Liquidation sales began Thursday at 18 Marsh stores that did not attract a buyer during the grocer's bankruptcy auction.
Stan Jastrzebski/WBAAThursday marked the beginning of the end for 18 Marsh stores that weren’t bought out at a bankruptcy auction earlier this week.
Forty-four Marsh locations in Indiana and Ohio stayed open as the company started going through bankruptcy last month, but only 26 found a buyer at auction Monday.
The remaining 18 – in the Indianapolis area, Lafayette, Muncie, Kokomo, Carmel, Logansport, Connersville and Noblesville – have now started selling off their inventories.
On Thursday, the Lafayette store was offering a 20 percent discount on all merchandise, but was not taking coupons.
A staff member inside referred questions to the company’s corporate office and quickly asked reporters to leave.
In the mostly empty parking lot outside, shoppers such as Dereck Shrader came and went. He says he worked at another nearby Marsh in high school. That store closed in May.
“Marsh has been an Indiana staple for years, as long as I know, but so was Jewel when I was a kid and Jewel’s not around anymore either,” Shrader says. “It’s harder for these stores to compete, I believe, with the Meijers and the Walmarts.”
Shrader’s family is among those that buys groceries at Walmart.

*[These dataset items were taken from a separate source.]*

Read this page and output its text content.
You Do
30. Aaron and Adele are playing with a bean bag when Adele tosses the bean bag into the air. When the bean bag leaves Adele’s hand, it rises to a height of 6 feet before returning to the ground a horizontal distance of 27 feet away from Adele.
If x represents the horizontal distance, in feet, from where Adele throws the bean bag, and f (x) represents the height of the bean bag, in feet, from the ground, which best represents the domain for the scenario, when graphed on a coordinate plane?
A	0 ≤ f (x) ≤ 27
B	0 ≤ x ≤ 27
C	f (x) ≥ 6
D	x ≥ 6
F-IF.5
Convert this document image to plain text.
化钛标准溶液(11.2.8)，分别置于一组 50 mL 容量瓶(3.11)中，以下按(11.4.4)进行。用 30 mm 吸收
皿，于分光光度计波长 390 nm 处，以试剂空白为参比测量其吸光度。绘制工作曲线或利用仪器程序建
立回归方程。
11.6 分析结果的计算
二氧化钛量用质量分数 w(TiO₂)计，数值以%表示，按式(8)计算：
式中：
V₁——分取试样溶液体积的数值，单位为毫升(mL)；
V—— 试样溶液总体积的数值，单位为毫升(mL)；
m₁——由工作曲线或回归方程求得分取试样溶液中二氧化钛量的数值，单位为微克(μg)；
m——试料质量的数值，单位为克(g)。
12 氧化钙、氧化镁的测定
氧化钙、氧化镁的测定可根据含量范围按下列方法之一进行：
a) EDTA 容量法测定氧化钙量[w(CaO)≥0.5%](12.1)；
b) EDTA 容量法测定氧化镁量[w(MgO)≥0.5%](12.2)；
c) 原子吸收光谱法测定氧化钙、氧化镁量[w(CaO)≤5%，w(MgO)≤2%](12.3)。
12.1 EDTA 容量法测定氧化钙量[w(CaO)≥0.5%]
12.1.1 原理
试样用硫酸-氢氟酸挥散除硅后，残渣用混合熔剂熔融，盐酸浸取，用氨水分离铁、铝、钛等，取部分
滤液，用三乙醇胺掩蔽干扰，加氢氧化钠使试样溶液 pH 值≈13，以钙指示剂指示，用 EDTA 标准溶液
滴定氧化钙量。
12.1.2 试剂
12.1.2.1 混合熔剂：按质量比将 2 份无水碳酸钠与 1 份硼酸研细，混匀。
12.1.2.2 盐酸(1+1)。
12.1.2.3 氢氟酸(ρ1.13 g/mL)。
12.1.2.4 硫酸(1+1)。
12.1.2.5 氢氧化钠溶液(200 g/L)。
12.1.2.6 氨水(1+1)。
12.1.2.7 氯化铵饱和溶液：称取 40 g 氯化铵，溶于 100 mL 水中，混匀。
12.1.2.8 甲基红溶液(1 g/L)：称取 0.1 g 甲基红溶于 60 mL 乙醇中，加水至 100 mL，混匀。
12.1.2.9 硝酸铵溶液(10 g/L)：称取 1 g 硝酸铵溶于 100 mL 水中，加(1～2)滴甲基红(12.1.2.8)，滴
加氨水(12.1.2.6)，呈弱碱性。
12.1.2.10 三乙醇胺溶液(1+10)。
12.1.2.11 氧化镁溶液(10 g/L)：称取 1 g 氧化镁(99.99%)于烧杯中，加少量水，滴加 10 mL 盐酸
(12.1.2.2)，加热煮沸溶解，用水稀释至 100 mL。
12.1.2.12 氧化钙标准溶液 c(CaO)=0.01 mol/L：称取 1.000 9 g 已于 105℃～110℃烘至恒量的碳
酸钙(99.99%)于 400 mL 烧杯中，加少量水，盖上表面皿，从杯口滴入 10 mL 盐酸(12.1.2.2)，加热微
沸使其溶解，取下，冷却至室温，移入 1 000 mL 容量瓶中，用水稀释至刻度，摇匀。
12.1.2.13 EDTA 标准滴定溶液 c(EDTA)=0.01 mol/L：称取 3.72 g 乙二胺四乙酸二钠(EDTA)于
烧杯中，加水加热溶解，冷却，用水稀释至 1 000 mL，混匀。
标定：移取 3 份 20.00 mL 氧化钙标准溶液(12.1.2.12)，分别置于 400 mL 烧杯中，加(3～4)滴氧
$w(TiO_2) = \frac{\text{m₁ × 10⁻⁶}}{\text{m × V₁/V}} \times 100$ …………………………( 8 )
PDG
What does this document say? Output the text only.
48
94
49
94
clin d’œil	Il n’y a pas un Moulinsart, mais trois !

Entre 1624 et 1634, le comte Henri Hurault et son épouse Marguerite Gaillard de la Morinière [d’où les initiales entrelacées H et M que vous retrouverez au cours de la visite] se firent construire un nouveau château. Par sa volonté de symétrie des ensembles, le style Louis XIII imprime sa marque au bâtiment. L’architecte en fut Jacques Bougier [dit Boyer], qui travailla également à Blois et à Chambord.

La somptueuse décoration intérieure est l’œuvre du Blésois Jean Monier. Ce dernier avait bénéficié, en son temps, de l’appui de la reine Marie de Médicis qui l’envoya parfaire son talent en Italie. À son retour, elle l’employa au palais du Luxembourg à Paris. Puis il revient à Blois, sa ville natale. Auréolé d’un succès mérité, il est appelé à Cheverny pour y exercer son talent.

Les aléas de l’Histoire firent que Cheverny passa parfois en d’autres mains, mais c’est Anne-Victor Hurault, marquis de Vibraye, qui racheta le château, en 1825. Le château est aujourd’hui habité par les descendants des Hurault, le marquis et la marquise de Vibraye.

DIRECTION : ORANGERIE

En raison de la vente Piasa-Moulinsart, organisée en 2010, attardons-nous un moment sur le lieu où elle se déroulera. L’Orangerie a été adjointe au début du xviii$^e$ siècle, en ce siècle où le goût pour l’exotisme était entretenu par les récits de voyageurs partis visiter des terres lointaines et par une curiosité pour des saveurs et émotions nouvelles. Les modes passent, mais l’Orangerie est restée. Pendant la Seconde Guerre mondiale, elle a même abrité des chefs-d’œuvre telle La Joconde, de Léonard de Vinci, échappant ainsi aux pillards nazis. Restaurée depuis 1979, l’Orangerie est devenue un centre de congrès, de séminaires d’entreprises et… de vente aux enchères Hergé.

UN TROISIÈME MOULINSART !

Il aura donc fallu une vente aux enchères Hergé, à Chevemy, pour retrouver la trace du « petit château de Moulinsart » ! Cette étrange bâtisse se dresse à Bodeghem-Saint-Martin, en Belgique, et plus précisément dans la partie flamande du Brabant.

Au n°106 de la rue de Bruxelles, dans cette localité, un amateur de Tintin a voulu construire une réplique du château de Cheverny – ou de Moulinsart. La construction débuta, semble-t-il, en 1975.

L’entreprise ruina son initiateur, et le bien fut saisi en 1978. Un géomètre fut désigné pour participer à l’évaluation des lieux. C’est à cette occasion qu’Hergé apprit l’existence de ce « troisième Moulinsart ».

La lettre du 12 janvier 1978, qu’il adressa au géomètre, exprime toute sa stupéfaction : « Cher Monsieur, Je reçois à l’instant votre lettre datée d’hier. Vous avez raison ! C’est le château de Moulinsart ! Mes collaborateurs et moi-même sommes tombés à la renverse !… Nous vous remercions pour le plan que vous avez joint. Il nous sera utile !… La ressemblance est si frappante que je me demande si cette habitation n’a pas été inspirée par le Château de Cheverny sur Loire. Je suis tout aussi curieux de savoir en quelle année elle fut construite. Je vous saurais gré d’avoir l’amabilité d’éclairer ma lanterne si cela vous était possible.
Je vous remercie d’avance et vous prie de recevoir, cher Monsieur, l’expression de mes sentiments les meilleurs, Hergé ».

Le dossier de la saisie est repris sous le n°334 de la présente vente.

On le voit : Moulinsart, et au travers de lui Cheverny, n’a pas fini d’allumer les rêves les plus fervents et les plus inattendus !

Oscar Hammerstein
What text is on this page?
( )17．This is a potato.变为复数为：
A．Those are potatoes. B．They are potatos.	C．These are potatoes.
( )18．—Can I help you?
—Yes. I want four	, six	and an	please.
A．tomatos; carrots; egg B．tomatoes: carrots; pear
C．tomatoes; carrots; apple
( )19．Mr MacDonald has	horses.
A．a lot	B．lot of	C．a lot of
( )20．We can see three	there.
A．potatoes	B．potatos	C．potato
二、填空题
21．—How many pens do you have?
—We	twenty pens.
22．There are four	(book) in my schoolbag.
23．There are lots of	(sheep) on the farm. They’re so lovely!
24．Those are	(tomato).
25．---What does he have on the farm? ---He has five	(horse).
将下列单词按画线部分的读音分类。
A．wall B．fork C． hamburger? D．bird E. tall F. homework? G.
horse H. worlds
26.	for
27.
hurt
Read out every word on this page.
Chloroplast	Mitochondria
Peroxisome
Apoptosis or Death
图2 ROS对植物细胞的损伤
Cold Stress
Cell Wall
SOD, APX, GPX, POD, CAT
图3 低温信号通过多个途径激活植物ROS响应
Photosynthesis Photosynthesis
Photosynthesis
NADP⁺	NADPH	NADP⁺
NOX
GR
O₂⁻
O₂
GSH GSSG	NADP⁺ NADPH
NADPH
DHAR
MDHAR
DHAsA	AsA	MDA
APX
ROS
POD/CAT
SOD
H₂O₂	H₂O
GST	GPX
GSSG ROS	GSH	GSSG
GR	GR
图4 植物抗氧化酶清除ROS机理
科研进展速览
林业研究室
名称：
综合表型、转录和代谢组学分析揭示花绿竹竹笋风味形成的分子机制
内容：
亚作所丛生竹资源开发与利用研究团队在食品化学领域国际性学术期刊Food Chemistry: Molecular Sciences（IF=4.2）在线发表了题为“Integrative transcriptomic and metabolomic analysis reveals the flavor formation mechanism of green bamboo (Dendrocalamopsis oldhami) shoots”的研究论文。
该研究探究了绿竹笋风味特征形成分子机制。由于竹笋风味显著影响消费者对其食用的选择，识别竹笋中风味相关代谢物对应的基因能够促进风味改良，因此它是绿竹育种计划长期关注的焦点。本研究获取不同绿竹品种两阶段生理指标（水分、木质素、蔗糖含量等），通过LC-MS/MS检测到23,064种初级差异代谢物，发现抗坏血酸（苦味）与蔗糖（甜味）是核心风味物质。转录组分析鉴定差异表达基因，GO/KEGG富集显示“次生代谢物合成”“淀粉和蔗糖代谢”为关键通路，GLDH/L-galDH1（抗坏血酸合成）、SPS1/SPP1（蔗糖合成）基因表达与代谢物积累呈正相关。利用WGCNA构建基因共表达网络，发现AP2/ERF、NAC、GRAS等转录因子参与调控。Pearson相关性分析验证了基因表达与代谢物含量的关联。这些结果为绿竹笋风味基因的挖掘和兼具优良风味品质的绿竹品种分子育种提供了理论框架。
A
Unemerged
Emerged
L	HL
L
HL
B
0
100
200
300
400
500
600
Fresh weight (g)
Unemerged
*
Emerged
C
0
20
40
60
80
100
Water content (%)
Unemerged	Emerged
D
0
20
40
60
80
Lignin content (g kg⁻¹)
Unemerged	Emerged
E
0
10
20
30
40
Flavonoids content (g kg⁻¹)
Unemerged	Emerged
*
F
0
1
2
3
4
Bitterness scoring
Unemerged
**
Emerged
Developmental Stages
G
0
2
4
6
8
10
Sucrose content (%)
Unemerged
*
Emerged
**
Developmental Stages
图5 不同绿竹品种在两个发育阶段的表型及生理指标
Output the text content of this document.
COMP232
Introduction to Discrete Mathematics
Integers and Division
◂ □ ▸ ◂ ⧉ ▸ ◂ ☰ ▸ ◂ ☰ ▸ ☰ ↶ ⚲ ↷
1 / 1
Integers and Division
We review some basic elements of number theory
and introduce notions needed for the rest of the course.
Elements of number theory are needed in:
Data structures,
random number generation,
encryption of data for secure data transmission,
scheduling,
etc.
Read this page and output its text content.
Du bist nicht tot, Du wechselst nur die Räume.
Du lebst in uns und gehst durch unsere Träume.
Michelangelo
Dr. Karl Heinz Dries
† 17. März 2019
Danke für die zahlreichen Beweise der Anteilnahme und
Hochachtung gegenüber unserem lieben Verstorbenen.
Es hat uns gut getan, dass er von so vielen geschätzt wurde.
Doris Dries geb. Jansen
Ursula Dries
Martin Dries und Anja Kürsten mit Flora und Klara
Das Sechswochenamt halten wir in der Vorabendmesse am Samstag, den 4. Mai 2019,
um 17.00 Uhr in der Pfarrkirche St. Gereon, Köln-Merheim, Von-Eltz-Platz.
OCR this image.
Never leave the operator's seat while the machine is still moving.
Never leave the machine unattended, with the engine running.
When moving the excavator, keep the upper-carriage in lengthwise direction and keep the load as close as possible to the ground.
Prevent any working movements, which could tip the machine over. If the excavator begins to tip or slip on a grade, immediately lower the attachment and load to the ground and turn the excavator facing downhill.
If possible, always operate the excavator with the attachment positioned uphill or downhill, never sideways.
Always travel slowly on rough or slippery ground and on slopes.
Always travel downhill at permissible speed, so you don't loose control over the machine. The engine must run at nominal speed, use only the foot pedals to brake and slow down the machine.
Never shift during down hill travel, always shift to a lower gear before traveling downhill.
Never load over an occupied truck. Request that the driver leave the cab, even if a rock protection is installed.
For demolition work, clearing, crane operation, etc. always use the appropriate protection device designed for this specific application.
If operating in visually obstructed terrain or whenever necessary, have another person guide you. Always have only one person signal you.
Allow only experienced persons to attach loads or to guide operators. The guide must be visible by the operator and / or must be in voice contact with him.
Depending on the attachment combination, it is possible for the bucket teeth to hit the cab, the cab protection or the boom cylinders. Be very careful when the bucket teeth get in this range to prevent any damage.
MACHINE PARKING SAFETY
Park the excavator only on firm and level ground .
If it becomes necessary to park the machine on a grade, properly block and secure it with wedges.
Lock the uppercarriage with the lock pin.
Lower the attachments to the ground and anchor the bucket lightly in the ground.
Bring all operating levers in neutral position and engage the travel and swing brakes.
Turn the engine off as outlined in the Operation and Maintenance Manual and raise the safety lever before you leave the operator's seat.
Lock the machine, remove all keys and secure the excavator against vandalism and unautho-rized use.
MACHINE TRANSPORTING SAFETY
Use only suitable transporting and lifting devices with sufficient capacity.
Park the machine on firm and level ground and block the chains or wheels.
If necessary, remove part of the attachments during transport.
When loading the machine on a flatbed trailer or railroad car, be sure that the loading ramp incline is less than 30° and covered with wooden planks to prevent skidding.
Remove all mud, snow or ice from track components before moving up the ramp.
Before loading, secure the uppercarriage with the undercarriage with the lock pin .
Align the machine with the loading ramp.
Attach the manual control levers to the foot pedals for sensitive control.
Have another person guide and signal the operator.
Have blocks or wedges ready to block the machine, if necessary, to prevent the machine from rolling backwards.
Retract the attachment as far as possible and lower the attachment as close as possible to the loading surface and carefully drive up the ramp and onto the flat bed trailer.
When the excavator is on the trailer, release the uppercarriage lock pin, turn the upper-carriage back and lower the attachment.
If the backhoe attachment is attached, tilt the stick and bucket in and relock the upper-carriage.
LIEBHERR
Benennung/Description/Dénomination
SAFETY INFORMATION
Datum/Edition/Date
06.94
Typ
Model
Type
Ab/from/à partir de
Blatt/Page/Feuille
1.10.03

He says he drove by the Lafayette Marsh on his way home, and stopped for a gallon of milk and some soda.
Carolyn Payne, a recent transplant from Oregon, had a shopping cart full of meat, ice cream and yogurt in white plastic bags.
She says the Lafayette Marsh was her grocery store for two months, and she’s not sure where she’ll shop once it closes.
“I was really disappointed,” she says, adding that she’d “really” hoped the store would be one that found a buyer and stayed open.
The company says in a statement that liquidation sales at all 18 closing Marsh stores will last “until the inventory is sold, most likely in early July.”